Dr. Klunk talked at length about what role memory plays in day to day life and how different people had different reactions when they are diagnosed with Alzheimers.

“The whole idea of being at risk gets them into Depression… People are most often in a state of denial”

He expressed that it’s not just the patients who are affected, sometimes it hits really hard more for people who having been caring for them and also, to people who have seen someone suffer from the same disease. It hurts most when people start losing independence, and when they fear about not being able to recognize their family and loved ones.

He explained how short-term memory goes first and losing identity comes close to the end. People tend to encode memories for themselves which deteriorates with age and get twisted in time. At some point, people need all the functioning they need as these transitions are very hard. For coping this fatal disease, people device their own mechanisms- taking notes about people around them, but he believes that it’ll become increasingly technological. For e.g, he sees value in advancements like self-driving cars, since these might be able to restore the independence they would otherwise lose. He adds,

“Phones have become everyone’s memory”

02/25: Scoping from exploratory research

In preparation for our generative research phase, we were tasked with narrowing down our focus based off of the feedbacks received in the exploratory research presentation. Keeping all the design implications in mind, and following Bruce’s advice, we started swapping words in and out of our research question,

HMW enable families to document and share their stories in a curated way.

As a team, we have been talking a lot about who should our stakeholders be. From all the research we have done so far, family context has been central to everyone while they made memories. The urge to remain connected and document experiences to share with their families are at a high when they people stay away from their families. Our discussions around our own experiences of living remote from our families revolved a lot around three main heads; Space, Time and Activity.

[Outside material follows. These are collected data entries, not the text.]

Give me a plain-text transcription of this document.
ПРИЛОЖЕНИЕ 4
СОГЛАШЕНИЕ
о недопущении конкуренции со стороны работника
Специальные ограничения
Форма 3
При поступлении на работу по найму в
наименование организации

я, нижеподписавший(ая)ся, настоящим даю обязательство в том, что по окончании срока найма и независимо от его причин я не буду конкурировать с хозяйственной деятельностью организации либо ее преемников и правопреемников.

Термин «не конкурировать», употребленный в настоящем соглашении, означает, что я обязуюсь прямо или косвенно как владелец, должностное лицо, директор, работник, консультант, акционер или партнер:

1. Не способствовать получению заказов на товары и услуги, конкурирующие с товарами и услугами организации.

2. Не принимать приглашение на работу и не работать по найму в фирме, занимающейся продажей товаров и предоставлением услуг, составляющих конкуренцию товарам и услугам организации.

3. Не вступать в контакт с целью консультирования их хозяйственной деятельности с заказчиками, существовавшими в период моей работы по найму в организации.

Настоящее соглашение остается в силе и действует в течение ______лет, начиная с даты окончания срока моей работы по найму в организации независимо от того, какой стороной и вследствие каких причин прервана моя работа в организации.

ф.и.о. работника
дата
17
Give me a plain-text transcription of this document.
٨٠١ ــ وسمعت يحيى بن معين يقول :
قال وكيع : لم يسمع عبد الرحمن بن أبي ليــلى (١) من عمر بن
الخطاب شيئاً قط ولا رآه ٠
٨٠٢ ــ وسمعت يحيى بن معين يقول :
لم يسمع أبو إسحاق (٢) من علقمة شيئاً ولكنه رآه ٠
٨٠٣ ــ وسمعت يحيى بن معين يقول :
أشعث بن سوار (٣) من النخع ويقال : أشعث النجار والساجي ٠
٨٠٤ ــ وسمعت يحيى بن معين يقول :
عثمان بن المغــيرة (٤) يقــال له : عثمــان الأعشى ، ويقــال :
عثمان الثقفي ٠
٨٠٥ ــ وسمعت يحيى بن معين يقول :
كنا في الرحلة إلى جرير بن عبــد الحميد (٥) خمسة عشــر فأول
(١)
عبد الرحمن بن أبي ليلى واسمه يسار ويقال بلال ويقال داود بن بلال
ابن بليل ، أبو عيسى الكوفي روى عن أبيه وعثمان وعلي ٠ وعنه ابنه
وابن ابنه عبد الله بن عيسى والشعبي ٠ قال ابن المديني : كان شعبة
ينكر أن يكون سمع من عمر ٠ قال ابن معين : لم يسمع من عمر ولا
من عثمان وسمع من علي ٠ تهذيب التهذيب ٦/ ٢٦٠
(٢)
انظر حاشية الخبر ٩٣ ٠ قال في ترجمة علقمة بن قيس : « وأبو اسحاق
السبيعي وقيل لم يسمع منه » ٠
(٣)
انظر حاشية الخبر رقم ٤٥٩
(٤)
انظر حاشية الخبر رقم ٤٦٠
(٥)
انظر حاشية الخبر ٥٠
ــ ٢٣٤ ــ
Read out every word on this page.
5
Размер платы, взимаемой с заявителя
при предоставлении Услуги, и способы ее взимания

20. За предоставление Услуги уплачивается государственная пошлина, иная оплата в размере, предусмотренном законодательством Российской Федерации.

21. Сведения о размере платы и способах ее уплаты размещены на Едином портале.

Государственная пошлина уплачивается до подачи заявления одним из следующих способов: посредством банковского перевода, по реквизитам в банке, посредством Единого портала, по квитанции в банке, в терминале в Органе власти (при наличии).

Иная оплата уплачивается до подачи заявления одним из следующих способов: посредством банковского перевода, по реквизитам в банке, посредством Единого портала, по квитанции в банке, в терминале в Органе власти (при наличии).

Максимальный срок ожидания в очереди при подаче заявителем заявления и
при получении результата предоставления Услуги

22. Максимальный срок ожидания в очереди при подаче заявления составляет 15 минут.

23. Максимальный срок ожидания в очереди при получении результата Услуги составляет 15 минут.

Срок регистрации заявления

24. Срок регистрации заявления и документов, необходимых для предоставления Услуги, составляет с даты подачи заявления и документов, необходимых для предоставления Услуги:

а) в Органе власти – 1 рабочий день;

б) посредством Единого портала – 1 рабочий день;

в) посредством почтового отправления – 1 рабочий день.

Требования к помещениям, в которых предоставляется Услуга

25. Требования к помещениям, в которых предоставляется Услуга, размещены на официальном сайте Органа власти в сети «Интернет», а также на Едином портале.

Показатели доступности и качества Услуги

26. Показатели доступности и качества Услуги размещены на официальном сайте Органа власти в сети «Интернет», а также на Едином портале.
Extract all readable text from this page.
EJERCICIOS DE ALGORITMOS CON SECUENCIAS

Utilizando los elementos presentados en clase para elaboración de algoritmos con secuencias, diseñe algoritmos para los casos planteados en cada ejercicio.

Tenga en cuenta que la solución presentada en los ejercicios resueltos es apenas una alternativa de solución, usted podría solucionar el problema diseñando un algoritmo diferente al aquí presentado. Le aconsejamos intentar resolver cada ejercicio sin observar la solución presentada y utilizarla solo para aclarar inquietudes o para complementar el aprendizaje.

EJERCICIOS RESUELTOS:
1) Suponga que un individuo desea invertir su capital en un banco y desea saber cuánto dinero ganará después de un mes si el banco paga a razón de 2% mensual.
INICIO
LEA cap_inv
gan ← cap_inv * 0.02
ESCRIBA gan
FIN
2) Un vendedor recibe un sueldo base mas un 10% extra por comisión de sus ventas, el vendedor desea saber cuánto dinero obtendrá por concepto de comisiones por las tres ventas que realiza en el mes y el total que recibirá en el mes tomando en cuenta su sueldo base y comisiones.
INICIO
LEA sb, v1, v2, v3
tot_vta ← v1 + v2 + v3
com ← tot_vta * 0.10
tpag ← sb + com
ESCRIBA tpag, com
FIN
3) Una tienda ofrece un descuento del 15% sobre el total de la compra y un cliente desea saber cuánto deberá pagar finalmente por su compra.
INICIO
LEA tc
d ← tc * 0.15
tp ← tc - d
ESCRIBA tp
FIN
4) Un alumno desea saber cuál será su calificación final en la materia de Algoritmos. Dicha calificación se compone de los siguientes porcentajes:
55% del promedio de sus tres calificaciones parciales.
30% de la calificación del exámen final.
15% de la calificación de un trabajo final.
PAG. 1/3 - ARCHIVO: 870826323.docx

  1. SPACE- The context of the space you might be in, private or public, have a role in guiding the kind of conversation you have. For a lot of people, talking at home is more preferable than talking in public due to regulations of social norms.
  2. TIME- The geographic locations and time differences between different parts of the world do not always allow sharing of experiences in the real time.
  3. ACTIVITY- With remote distances, it is impossible to know if the person is in the best condition to talk to you or not, until you contact them. Not being able to predict the mental state of the other party proves to be discouraging sometimes.

We reframed our questions as,

HMW help families stay close even when they’re far apart?

Surrounding this discussion, we decided to explore the dynamics in various scenarios and various age groups that make the families feel left out. We honed in to three categories as our jumping off point:

  1. Families with children
  2. Families with a remote parent
  3. Adults living far from aging parents

As our next steps, we would look at three different age groups of young adults and grandparents; 25–40 years, 40–65 years and 65+ years; and to study how they connect to each other remotely as well as how might mixed reality change the area we are exploring? As a next step, it would be important for us to form generative workshops to know more about:

  • CONTENT- What is that they want to share?
  • MEDIUM- What medium do they use to connect with their families?
  • ACTIVITY- Does the medium suffice their needs, and if not, what is it that they are missing?

For our workshop, we want to include people from all walks of life and various backgrounds. For this, we’re recruiting participants ranging from 25–55 years-old who have used online banking services on Craigslist, Reddit as well as connecting with the people with we know beyond CMU. We would also be conducting private in-person interviews with people from the three age groups.